Quando eu tinha 16 anos, os meus pais ofereceram-me uma máquina fotográfica, mais propriamente uma Zenit com uma lente em rosca de 50mm. Posso dizer que talvez tenha sido das melhores prendas que tive na minha vida. A minha paixão por fotografia estava a despontar e, de repente, tinha um propósito constante. A partir do dia em que me ofereceram a máquina, nunca mais saí sem ela a tira-colo. E com ela nas mãos, o mundo passou imediatamente a ser um sítio muito mais interessante. Comecei a reparar em pormenores que nunca tinha observado, a conhecer pessoas que, de outro modo, seria mais difícil, aquela máquina tornou-se a minha ligação secreta para com um mundo sistematicamente interessante, sempre a acontecer à minha frente.

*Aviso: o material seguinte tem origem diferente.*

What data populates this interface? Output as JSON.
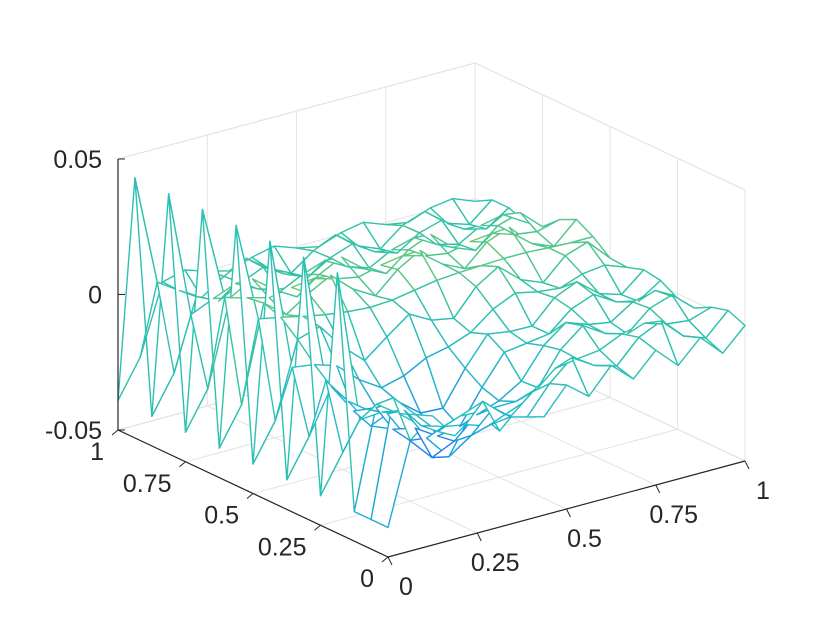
{
  "chart_data": {
    "type": "surface-mesh",
    "title": "",
    "xlabel": "",
    "ylabel": "",
    "zlabel": "",
    "xlim": [
      0,
      1
    ],
    "ylim": [
      0,
      1
    ],
    "zlim": [
      -0.05,
      0.05
    ],
    "grid": true,
    "colormap": "parula",
    "colormap_colors": [
      "#3e26a8",
      "#2f69f0",
      "#18a0e0",
      "#27bcc4",
      "#2fc2ab",
      "#75c96d",
      "#cfbf3a",
      "#fac535",
      "#f9fb0e"
    ],
    "x_ticks": [
      {
        "value": 0,
        "label": "0"
      },
      {
        "value": 0.25,
        "label": "0.25"
      },
      {
        "value": 0.5,
        "label": "0.5"
      },
      {
        "value": 0.75,
        "label": "0.75"
      },
      {
        "value": 1,
        "label": "1"
      }
    ],
    "y_ticks": [
      {
        "value": 0,
        "label": "0"
      },
      {
        "value": 0.25,
        "label": "0.25"
      },
      {
        "value": 0.5,
        "label": "0.5"
      },
      {
        "value": 0.75,
        "label": "0.75"
      },
      {
        "value": 1,
        "label": "1"
      }
    ],
    "z_ticks": [
      {
        "value": -0.05,
        "label": "-0.05"
      },
      {
        "value": 0,
        "label": "0"
      },
      {
        "value": 0.05,
        "label": "0.05"
      }
    ],
    "mesh_grid_size": 16,
    "spike_amplitude": 0.046,
    "ridge_amplitude": 0.012,
    "trough_amplitude": 0.034
  }
}
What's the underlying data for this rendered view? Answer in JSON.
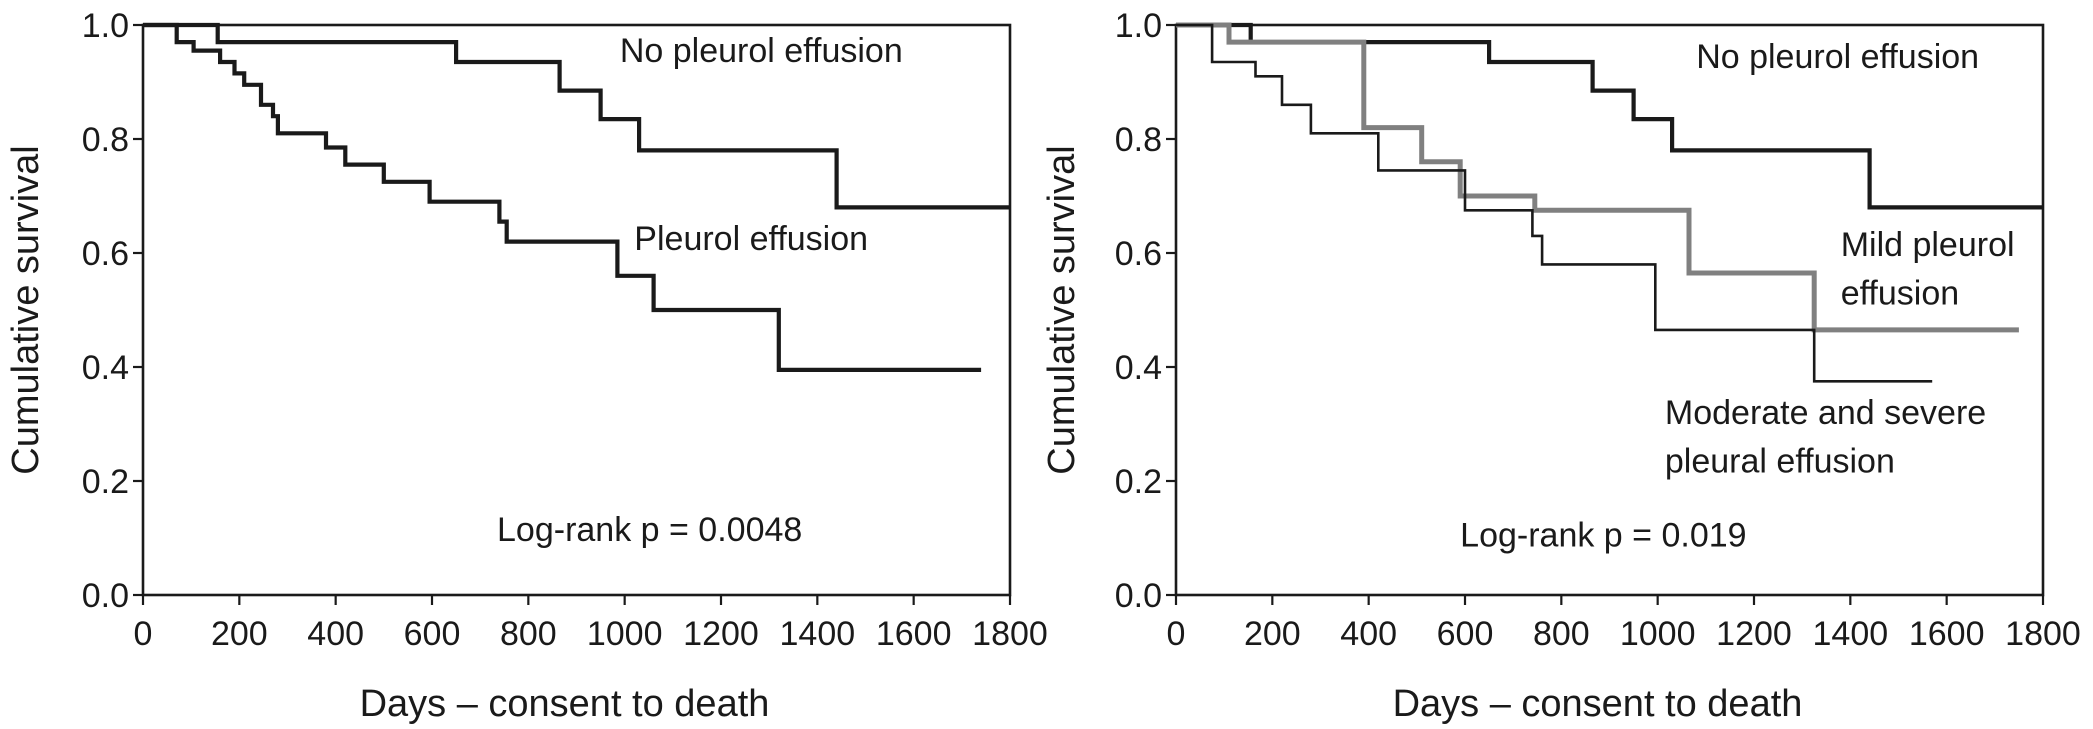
{
  "chart_data": [
    {
      "type": "line",
      "xlabel": "Days – consent to death",
      "ylabel": "Cumulative survival",
      "xlim": [
        0,
        1800
      ],
      "ylim": [
        0.0,
        1.0
      ],
      "xticks": [
        0,
        200,
        400,
        600,
        800,
        1000,
        1200,
        1400,
        1600,
        1800
      ],
      "yticks": [
        "0.0",
        "0.2",
        "0.4",
        "0.6",
        "0.8",
        "1.0"
      ],
      "grid": false,
      "series": [
        {
          "name": "No pleurol effusion",
          "color": "#1a1a1a",
          "points": [
            [
              0,
              1.0
            ],
            [
              155,
              1.0
            ],
            [
              155,
              0.97
            ],
            [
              650,
              0.97
            ],
            [
              650,
              0.935
            ],
            [
              865,
              0.935
            ],
            [
              865,
              0.885
            ],
            [
              950,
              0.885
            ],
            [
              950,
              0.835
            ],
            [
              1030,
              0.835
            ],
            [
              1030,
              0.78
            ],
            [
              1440,
              0.78
            ],
            [
              1440,
              0.68
            ],
            [
              1800,
              0.68
            ]
          ]
        },
        {
          "name": "Pleurol effusion",
          "color": "#1a1a1a",
          "points": [
            [
              0,
              1.0
            ],
            [
              70,
              1.0
            ],
            [
              70,
              0.97
            ],
            [
              105,
              0.97
            ],
            [
              105,
              0.955
            ],
            [
              160,
              0.955
            ],
            [
              160,
              0.935
            ],
            [
              190,
              0.935
            ],
            [
              190,
              0.915
            ],
            [
              210,
              0.915
            ],
            [
              210,
              0.895
            ],
            [
              245,
              0.895
            ],
            [
              245,
              0.86
            ],
            [
              270,
              0.86
            ],
            [
              270,
              0.84
            ],
            [
              280,
              0.84
            ],
            [
              280,
              0.81
            ],
            [
              380,
              0.81
            ],
            [
              380,
              0.785
            ],
            [
              420,
              0.785
            ],
            [
              420,
              0.755
            ],
            [
              500,
              0.755
            ],
            [
              500,
              0.725
            ],
            [
              595,
              0.725
            ],
            [
              595,
              0.69
            ],
            [
              740,
              0.69
            ],
            [
              740,
              0.655
            ],
            [
              755,
              0.655
            ],
            [
              755,
              0.62
            ],
            [
              985,
              0.62
            ],
            [
              985,
              0.56
            ],
            [
              1060,
              0.56
            ],
            [
              1060,
              0.5
            ],
            [
              1320,
              0.5
            ],
            [
              1320,
              0.395
            ],
            [
              1740,
              0.395
            ]
          ]
        }
      ],
      "annotations": [
        {
          "text": "No pleurol effusion",
          "x": 990,
          "y": 0.935
        },
        {
          "text": "Pleurol effusion",
          "x": 1020,
          "y": 0.605
        },
        {
          "text": "Log-rank p = 0.0048",
          "x": 735,
          "y": 0.095
        }
      ]
    },
    {
      "type": "line",
      "xlabel": "Days – consent to death",
      "ylabel": "Cumulative survival",
      "xlim": [
        0,
        1800
      ],
      "ylim": [
        0.0,
        1.0
      ],
      "xticks": [
        0,
        200,
        400,
        600,
        800,
        1000,
        1200,
        1400,
        1600,
        1800
      ],
      "yticks": [
        "0.0",
        "0.2",
        "0.4",
        "0.6",
        "0.8",
        "1.0"
      ],
      "grid": false,
      "series": [
        {
          "name": "No pleurol effusion",
          "color": "#1a1a1a",
          "points": [
            [
              0,
              1.0
            ],
            [
              155,
              1.0
            ],
            [
              155,
              0.97
            ],
            [
              650,
              0.97
            ],
            [
              650,
              0.935
            ],
            [
              865,
              0.935
            ],
            [
              865,
              0.885
            ],
            [
              950,
              0.885
            ],
            [
              950,
              0.835
            ],
            [
              1030,
              0.835
            ],
            [
              1030,
              0.78
            ],
            [
              1440,
              0.78
            ],
            [
              1440,
              0.68
            ],
            [
              1800,
              0.68
            ]
          ]
        },
        {
          "name": "Mild pleurol effusion",
          "color": "#808080",
          "points": [
            [
              0,
              1.0
            ],
            [
              110,
              1.0
            ],
            [
              110,
              0.97
            ],
            [
              390,
              0.97
            ],
            [
              390,
              0.82
            ],
            [
              510,
              0.82
            ],
            [
              510,
              0.76
            ],
            [
              590,
              0.76
            ],
            [
              590,
              0.7
            ],
            [
              745,
              0.7
            ],
            [
              745,
              0.675
            ],
            [
              1065,
              0.675
            ],
            [
              1065,
              0.565
            ],
            [
              1325,
              0.565
            ],
            [
              1325,
              0.465
            ],
            [
              1750,
              0.465
            ]
          ]
        },
        {
          "name": "Moderate and severe pleural effusion",
          "color": "#1a1a1a",
          "points": [
            [
              0,
              1.0
            ],
            [
              75,
              1.0
            ],
            [
              75,
              0.935
            ],
            [
              165,
              0.935
            ],
            [
              165,
              0.91
            ],
            [
              220,
              0.91
            ],
            [
              220,
              0.86
            ],
            [
              280,
              0.86
            ],
            [
              280,
              0.81
            ],
            [
              420,
              0.81
            ],
            [
              420,
              0.745
            ],
            [
              600,
              0.745
            ],
            [
              600,
              0.675
            ],
            [
              740,
              0.675
            ],
            [
              740,
              0.63
            ],
            [
              760,
              0.63
            ],
            [
              760,
              0.58
            ],
            [
              995,
              0.58
            ],
            [
              995,
              0.465
            ],
            [
              1325,
              0.465
            ],
            [
              1325,
              0.375
            ],
            [
              1570,
              0.375
            ]
          ]
        }
      ],
      "annotations": [
        {
          "text": "No pleurol effusion",
          "x": 1080,
          "y": 0.925
        },
        {
          "text": "Mild pleurol",
          "x": 1380,
          "y": 0.595
        },
        {
          "text": "effusion",
          "x": 1380,
          "y": 0.51
        },
        {
          "text": "Moderate and severe",
          "x": 1015,
          "y": 0.3
        },
        {
          "text": "pleural effusion",
          "x": 1015,
          "y": 0.215
        },
        {
          "text": "Log-rank p = 0.019",
          "x": 590,
          "y": 0.085
        }
      ]
    }
  ]
}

De vez em quando, vou pesquisar ao arquivo o que andei a fazer nesses tempos e hoje encontrei estas duas fotos, tiradas em Óbidos quando tinha uns 18 anos. Gosto do facto dos noivos terem deixado o homem da câmara para trás, há algo de inusitado neste momento à chuva naquelas ruas apertadas. Se não tivesse a minha câmara, este momento tinha sido apenas isso, um momento. Agora é outra coisa, é como se pudesse ecoar ao longo do tempo com outras leituras, outras reflexões.

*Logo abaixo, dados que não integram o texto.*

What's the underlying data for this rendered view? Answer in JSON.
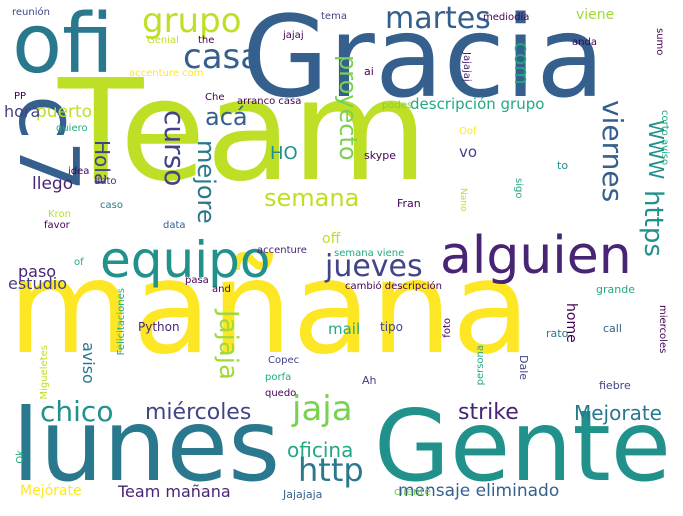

Um dos grandes prazeres da minha vida continua a ser esse: andar por aí com uma máquina nas mãos. Claro que agora não tenho de contar o número de fotogramas que ainda tenho disponível (fotografo a maior parte das coisas em digital), mas continuo a ter o fascínio de descobrir o que está à minha volta, como se fosse uma aventura, como se estivesse a olhar para tudo pela primeira vez e com uma atenção redobrada.
Ontem caminhei durante 45 minutos numa zona residencial de Lisboa com a minha câmara. Partilho com vocês o que fotografei, uma série de pequenos eventos que de outra forma teriam passado ao lado dos meus olhos. Ontem dei por mim a olhar para o mundo e para os seus pormenores com a mesma curiosidade com que espreitei pelo vidro da Zenit pela primeira vez.
Acredito que um dos segredos da criatividade é a sistemática curiosidade que move o espírito. E não consigo pensar em forma melhor de mantê-la do que andar por aí de câmara a tira-colo.